Following years of taking a back seat to traditional cholesterol lowering treatments like statins, fibrates, niacin and bile acid resins, fish oil has now emerged as one of the most impressive ways to improve your lipids and reduce your risk of heart disease. A study published in the March, 2013 issue of the Canadian Medical Association Journal reported that in 207 subjects with no history of heart disease, using fish oil omega-3 supplements combined with diet and exercise after only one year of therapy had reduced their heart risk by 17%. A separate study reported in the March, 2013 issue of the Annals of Internal Medicine found that high blood levels of omega-3 fatty acids, especially the EPA variety, in older adults were associated with up to a 27% reduced risk of premature death.
These studies, along with numerous others have further cemented the notion that fish oil derived from diet, supplements and prescription medications offer significant health benefits. The GISSI-P study of over 11,000 adults found that taking one prescription strength fish oil capsule per day reduced the risk of a second heart attack and sudden death by 30% within just one year in survivors of a first heart attack. The JELLIS trial of over 18,000 subjects followed for 5 years found that a highly purified form of fish oil containing only the EPA variety of omega-3 fatty acid reduced the risk of heart attacks, death, need for bypass surgery or angioplasty by 19% compared to patients treated with statin therapy alone.
Omega-3 oils are a healthy form of fat known as polyunsaturated fatty acids. One of their main benefits in heart disease is that they dramatically lower triglycerides. Triglycerides have been considered a “minor” fat particle compared to cholesterol, but recent evidence suggests that they may significantly contribute to atherosclerosis and growth of arterial plaque. Omega-3 fatty acids also reduce inflammation inside plaque that can cause it to become unstable, leading to strokes and heart attacks. They help to stabilize the heart’s electrical system, and thus prevent life-threating arrhythmias. Other known cardiovascular benefits of fish oil are reducing the tendency of platelets to form blood clots, reducing blood pressure and improving glucose metabolism.
Moreover, omega-3 fatty acids have been shown to be beneficial outside the heart. They appear to boost memory and may retard Alzheimer’s disease, both of which may be mediated by inflammation in the brain. They have been shown to be beneficial in the systemic inflammatory illnesses, rheumatoid arthritis, lupus and psoriasis.
Many heart healthy diets and wellness-oriented organizations such as the American Heart Association recommend an increase in dietary intake of cold water fish that are abundant in the omega-3 fish oils. However, not all fish oil supplements and prescription medications are created equal. To derive the maximal health benefits for prevention, make sure you take a preparation that contains at least 850 mg of combined content of the two major omega-3 fatty acids, EPA and DHA. Just looking at the fish oil content will not reveal how much EPA and DHA are contained in the capsules. Read the back label for the exact EPA ad DHA content and for prevention purposes, make sure you get a minimum of 850 mg of combined EPA + DHA.

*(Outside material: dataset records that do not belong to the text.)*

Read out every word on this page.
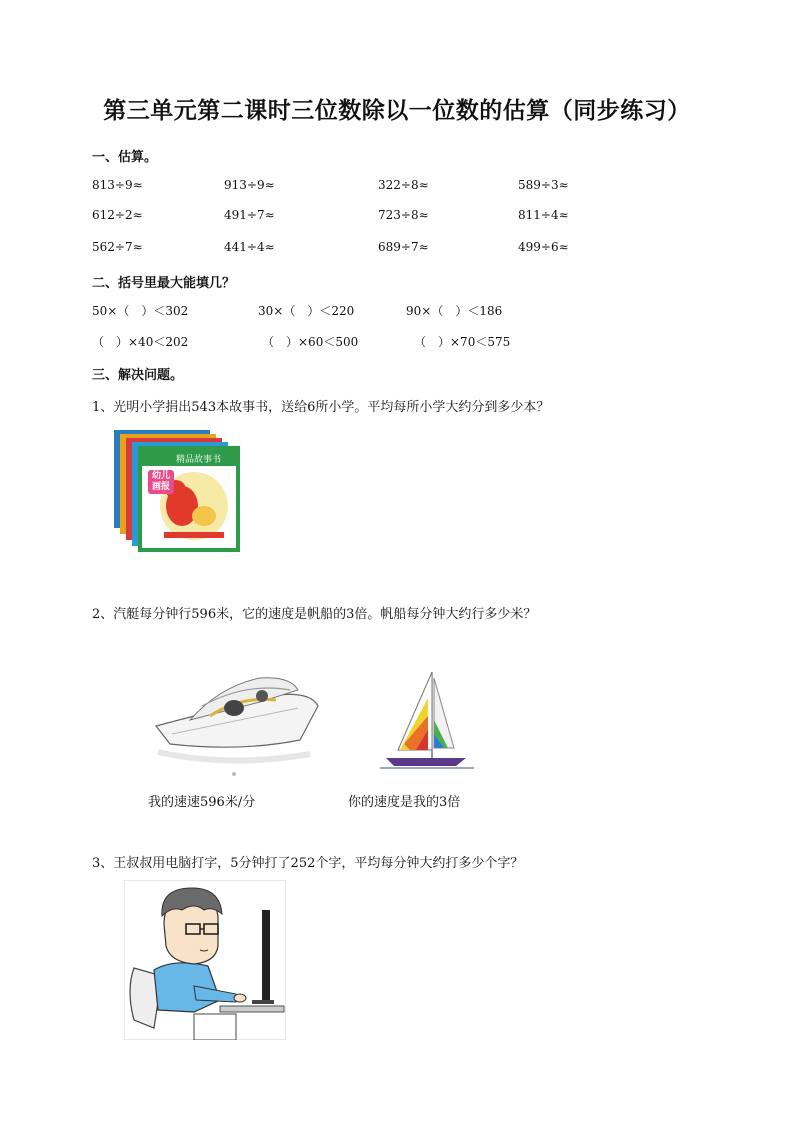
第三单元第二课时三位数除以一位数的估算（同步练习）
一、估算。
813÷9≈	913÷9≈	322÷8≈	589÷3≈
612÷2≈	491÷7≈	723÷8≈	811÷4≈
562÷7≈	441÷4≈	689÷7≈	499÷6≈
二、括号里最大能填几？
50×（　）＜302	30×（　）＜220	90×（　）＜186
（　）×40＜202	（　）×60＜500	（　）×70＜575
三、解决问题。
1、光明小学捐出543本故事书，送给6所小学。平均每所小学大约分到多少本？
幼儿画报
精品故事书
2、汽艇每分钟行596米，它的速度是帆船的3倍。帆船每分钟大约行多少米？
我的速速596米/分	你的速度是我的3倍
3、王叔叔用电脑打字，5分钟打了252个字，平均每分钟大约打多少个字？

For treating high triglycerides or for preventing a recurrence of heart problems, the dose of fish oil must be increased to 2-4 grams per day. This is best done using prescription fish oil preparations. In the U.S. there are only two such preparations, Lovaza and the recently released Vascepa. Vascepa offers several advantages because it is a pure EPA omega-3 preparation. Compared to Lovaza, a combined EPA and DHA preparation, Vascepa does not raise LDL-C, the so called bad cholesterol. LDL-C may rise up to 45% when patients receive Lovaza. Vascepa lowers triglycerides by 20-40% depending upon the initial triglyceride levels and the dose used. Vascepa also has proven benefits in favorable affecting other lipid particles as well as anti-inflammatory properties. Recall that the JELLIS trial used a pure EPA compound and showed a significant benefit in reducing heart events. The results of the REDUCE-IT trial, a study specifically evaluating the heart benefits of Vascepa, are expected to be released later this year.
Fish oil works, is natural, and is relatively inexpensive, making it more attractive than many other lipid lowering therapies. The purest preparations like Vascepa have little or no GI side-effects or the fishy odor that often developed with older fish oil preparations. So, no longer can we say that the story about using omega-3 fatty acids to improve lipids and heart disease smells fishy. Instead, it seems to have come up smelling like a rose!